Tuesday, May 5, 2009

The Lessons of Gaza 2009

by Bashir Abu-Manneh 

It's clear that Zionism is a different project than South African settler-colonialism, and that America's strategic interests in the region are such that Israel is protected much more from international pressure than South Africa ever was. The problem is not the absence of a Palestinian Mandela, but Israel's colonial project itself and the obstructions and impediments it puts in front of peace with the Palestinians.

Cutting a deal with U.S. imperialism gave Palestinians no state, no sovereignty, and no independence. It also forced the PA elite to go against the popular wishes of the majority of Palestinians and to abort or crush popular political mobilisation.

When Hamas decided to confront the PA politically on its own turf and agreed to participate in the elections of 2006 and won, only boycott, sanctions and more closure and siege ensued. The West has continued to support the side that lost the elections and to negate Palestinian democratic choice. This has resulted in deep internal political contradictions and polarisations among the Palestinians, which only worsened after Hamas' violent preventive takeover of Gaza in 2007 ["preventive" because of the imminent CIA-backed Fatah coup in Gaza -- ed.].

Today, the PA holds hundreds of Hamas political prisoners in the West Bank and continues to coordinate security issues with Israel (i.e. cooperating in suppressing resistance in the West Bank). During the Gaza invasion, it even suppressed demos against Israel and policed the streets in some areas in conjunction with the IDF.

Fatah elite capitulation and "partnership" with the Israeli occupier doesn't absolve Hamas' own behavior in Gaza since 2007, from the monopolization of executive and judicial power to the use of force in internal Palestinian affairs and the violent suppression of civil liberties, strongly condemned recently by the Popular Front for the Liberation of Palestine.[9] But it does show that the West and its Arab regional allies have produced and fuelled the current Palestinian crisis by systematically crushing Palestinian democracy and self-determination.

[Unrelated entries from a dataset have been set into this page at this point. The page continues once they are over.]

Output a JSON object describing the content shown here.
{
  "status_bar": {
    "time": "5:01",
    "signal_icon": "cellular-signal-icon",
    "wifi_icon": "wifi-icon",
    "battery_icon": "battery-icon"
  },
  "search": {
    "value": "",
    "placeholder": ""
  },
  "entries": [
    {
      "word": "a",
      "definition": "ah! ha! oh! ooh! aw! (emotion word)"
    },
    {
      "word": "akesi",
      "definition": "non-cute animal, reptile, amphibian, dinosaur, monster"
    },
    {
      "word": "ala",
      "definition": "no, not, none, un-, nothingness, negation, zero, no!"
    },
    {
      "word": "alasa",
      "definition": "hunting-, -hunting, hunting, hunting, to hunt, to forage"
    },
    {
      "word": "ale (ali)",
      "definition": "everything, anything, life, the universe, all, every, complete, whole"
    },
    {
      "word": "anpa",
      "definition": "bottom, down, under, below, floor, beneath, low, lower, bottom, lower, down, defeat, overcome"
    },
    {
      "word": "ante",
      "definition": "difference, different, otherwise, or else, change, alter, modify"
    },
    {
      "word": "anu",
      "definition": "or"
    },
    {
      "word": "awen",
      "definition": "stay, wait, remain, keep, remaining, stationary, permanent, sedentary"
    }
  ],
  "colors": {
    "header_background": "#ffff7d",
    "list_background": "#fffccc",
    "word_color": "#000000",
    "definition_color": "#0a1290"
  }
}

The only way out is to allow democracy to rein freely, opening up possibilities for autonomous mass anti-occupation organizations which express the will of the majority. The Prisoners' Document of Spring 2006, modified and ratified by both Hamas and Fatah in June 2006, remains the best and most popular basis for Palestinian struggle: a unified anti-occupation strategy that upholds all Palestinian rights and combines democracy with effective Palestinian resistance, regional mobilization, and global solidarity.